Dog sport team hosts international event

A canine athlete hurls over the final hurdle towards an awaiting tennis ball. Morinville’s Synergetic Surge Flyball Team hosted Alberta’s first United Flyball League International (UFLI) tournament July 31 and Aug.1, bringing in more than 200 canine athletes from around North America. – Stephen Dafoe Photo

By Stephen Dafoe

Morinville – When it comes to hockey games, there have been some real dogs played in the Ray McDonald Sports Centre. But with the ice out for other off-season activities, the local arena offered a venue for some real dogs last weekend, and extremely talented ones at that.

Morinville’s Synergetic Surge Flyball Team hosted Alberta’s first United Flyball League International (UFLI) tournament July 31 and Aug.1, bringing in more than 200 canine athletes from around North America, including the internationally-known Touch N Go team from Las Vegas, Nevada.

Flyball, which has been referred to as drag racing for dogs, is a dog sport with four dogs to a team. Each dog shoots down a lane, jumping over four hurdles before grabbing a tennis ball from a box. The dogs then reverse course and take the ball to the starting position.

“The combined time is of each dog going over the jumps, getting their ball, coming back,” Said Candice Malvan, a member of the Synergetic Surge Team. “It’s very technical – all about timing. The dogs really enjoy it and so do the handlers.”

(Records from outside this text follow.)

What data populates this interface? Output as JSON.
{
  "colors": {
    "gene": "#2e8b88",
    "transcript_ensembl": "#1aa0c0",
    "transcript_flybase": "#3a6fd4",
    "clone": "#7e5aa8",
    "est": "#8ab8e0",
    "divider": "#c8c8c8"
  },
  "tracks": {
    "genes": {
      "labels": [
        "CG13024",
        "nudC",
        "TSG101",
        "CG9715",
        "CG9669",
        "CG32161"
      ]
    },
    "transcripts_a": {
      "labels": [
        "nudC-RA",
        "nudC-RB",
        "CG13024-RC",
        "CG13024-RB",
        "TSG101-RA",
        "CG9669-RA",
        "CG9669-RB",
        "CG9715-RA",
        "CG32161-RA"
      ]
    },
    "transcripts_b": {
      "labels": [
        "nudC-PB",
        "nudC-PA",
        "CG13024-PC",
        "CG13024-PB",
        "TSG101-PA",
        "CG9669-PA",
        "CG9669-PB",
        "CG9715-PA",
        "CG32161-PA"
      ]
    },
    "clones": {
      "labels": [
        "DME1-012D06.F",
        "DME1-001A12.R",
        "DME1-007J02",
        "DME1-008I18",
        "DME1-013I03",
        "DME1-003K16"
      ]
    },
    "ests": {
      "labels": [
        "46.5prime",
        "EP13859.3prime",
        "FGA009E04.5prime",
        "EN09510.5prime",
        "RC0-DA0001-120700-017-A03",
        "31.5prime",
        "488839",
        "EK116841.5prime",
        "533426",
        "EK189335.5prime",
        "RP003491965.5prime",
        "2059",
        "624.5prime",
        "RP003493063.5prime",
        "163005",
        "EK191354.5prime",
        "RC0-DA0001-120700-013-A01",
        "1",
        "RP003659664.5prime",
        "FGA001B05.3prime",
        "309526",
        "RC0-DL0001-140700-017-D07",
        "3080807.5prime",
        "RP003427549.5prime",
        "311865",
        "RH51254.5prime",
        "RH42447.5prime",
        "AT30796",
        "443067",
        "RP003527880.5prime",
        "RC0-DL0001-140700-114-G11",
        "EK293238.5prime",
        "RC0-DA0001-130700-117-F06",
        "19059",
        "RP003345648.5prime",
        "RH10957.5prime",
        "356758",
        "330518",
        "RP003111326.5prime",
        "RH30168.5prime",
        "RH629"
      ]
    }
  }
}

Malvan explained there are two primary flyball associations in North America – The North American Flyball Association and United Flyball League International.

“UFLI is actually a different organization that has never been ran in Alberta,” Malvan said. “So this is the first ever UFLI event. Because of that, Touch N Go, who are currently the world record holders of being the fastest team in the world, have come up to support us.”

The Las Vegas-based team provided a strong showing in Morinville, bringing approximately 45 dogs and 14 handlers. The team set a flyball relay record of 14.864 seconds in April of this year at an American tournament, and witnesses at the Morinville event said the team performed under the magic 15 second mark at the Morinville event.

But while the speed and thrill of the sport can be addictive to participate in and to watch, Malvan said other factors help to make the dog sport enjoyable for a wide variety of dogs and people.

“It’s good to have a team so you can go and hang out with your friends,” she said. “Dogs really enjoy it. It’s a great sport in the fact that you can be as competitive as you want – so you can be running against the world record holders. We have dogs running less than four seconds, but you can also have your regular family pet dogs that can come out and play as well. So it’s just a sport that everyone can enjoy, whether it’s being competitive or just for fun.”